Student of Games: A unified learning algorithm for both perfect and
imperfect information games
- URL: http://arxiv.org/abs/2112.03178v2
- Date: Wed, 15 Nov 2023 19:12:12 GMT
- Title: Student of Games: A unified learning algorithm for both perfect and
imperfect information games
- Authors: Martin Schmid, Matej Moravcik, Neil Burch, Rudolf Kadlec, Josh
Davidson, Kevin Waugh, Nolan Bard, Finbarr Timbers, Marc Lanctot, G.
Zacharias Holland, Elnaz Davoodi, Alden Christianson, Michael Bowling
- Abstract summary: Student of Games is an algorithm that combines guided search, self-play learning, and game-theoretic reasoning.
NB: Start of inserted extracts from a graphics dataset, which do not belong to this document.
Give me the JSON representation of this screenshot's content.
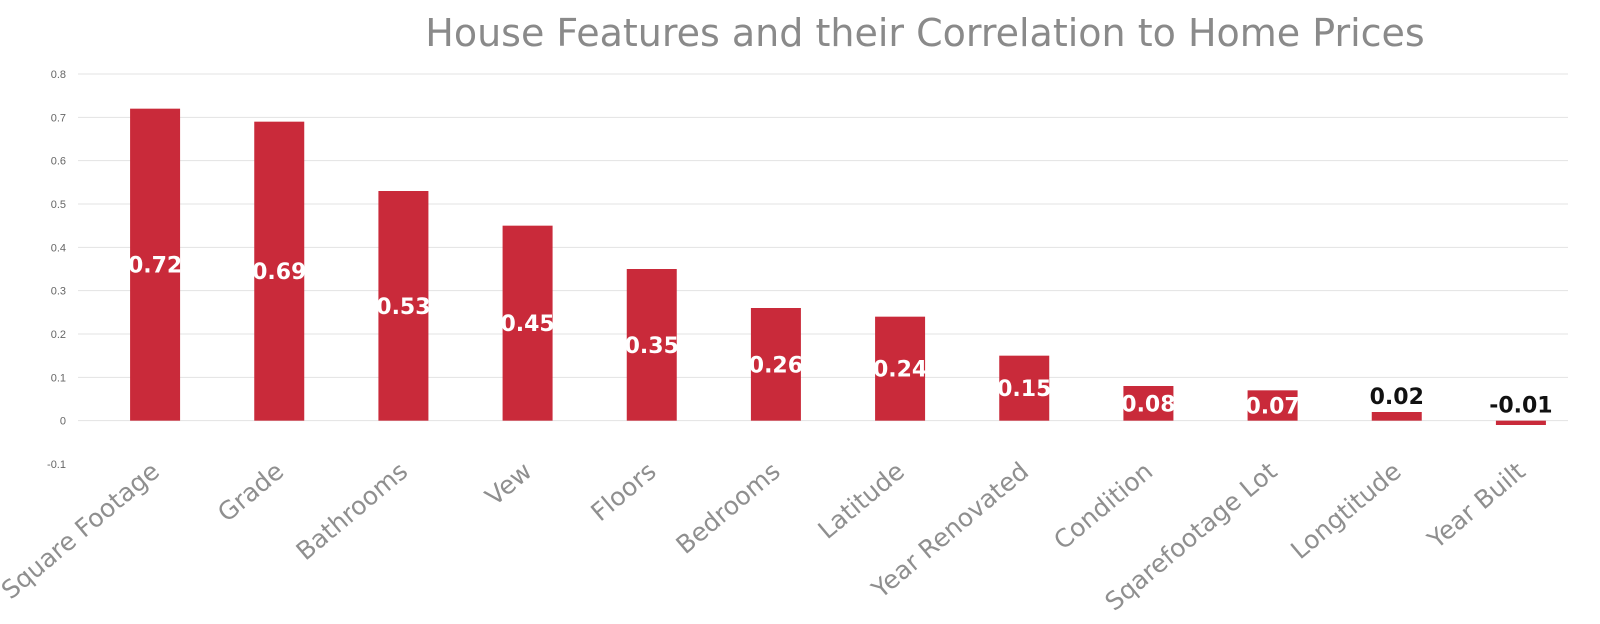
{
  "chart_data": {
    "type": "bar",
    "title": "House Features and their Correlation to Home Prices",
    "categories": [
      "Square Footage",
      "Grade",
      "Bathrooms",
      "Vew",
      "Floors",
      "Bedrooms",
      "Latitude",
      "Year Renovated",
      "Condition",
      "Sqarefootage Lot",
      "Longtitude",
      "Year Built"
    ],
    "values": [
      0.72,
      0.69,
      0.53,
      0.45,
      0.35,
      0.26,
      0.24,
      0.15,
      0.08,
      0.07,
      0.02,
      -0.01
    ],
    "data_labels": [
      "0.72",
      "0.69",
      "0.53",
      "0.45",
      "0.35",
      "0.26",
      "0.24",
      "0.15",
      "0.08",
      "0.07",
      "0.02",
      "-0.01"
    ],
    "y_ticks": [
      "-0.1",
      "0",
      "0.1",
      "0.2",
      "0.3",
      "0.4",
      "0.5",
      "0.6",
      "0.7",
      "0.8"
    ],
    "ylim": [
      -0.1,
      0.8
    ],
    "xlabel": "",
    "ylabel": "",
    "grid": true,
    "legend": "none",
    "colors": {
      "bar": "#c92a3a",
      "label_inside": "#ffffff",
      "label_outside": "#111111",
      "grid": "#e3e3e3",
      "title": "#8a8a8a",
      "category_text": "#8f8f8f",
      "tick_text": "#666666"
    }
  }
}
We prove that Student of Games is sound, converging to perfect play as available computation and approximation capacity increases.
Student of Games reaches strong performance in chess and Go, beats the strongest openly available agent in heads-up no-limit Texas hold'em poker, and defeats the state-of-the-art agent in Scotland Yard.
- Score: 22.97853623156316
- License: http://arxiv.org/licenses/nonexclusive-distrib/1.0/
- Abstract: Games have a long history as benchmarks for progress in artificial
intelligence. Approaches using search and learning produced strong performance
across many perfect information games, and approaches using game-theoretic
reasoning and learning demonstrated strong performance for specific imperfect
information poker variants. We introduce Student of Games, a general-purpose
algorithm that unifies previous approaches, combining guided search, self-play
learning, and game-theoretic reasoning. Student of Games achieves strong
empirical performance in large perfect and imperfect information games -- an
important step towards truly general algorithms for arbitrary environments. We
prove that Student of Games is sound, converging to perfect play as available
computation and approximation capacity increases. Student of Games reaches
strong performance in chess and Go, beats the strongest openly available agent
in heads-up no-limit Texas hold'em poker, and defeats the state-of-the-art
agent in Scotland Yard, an imperfect information game that illustrates the
value of guided search, learning, and game-theoretic reasoning.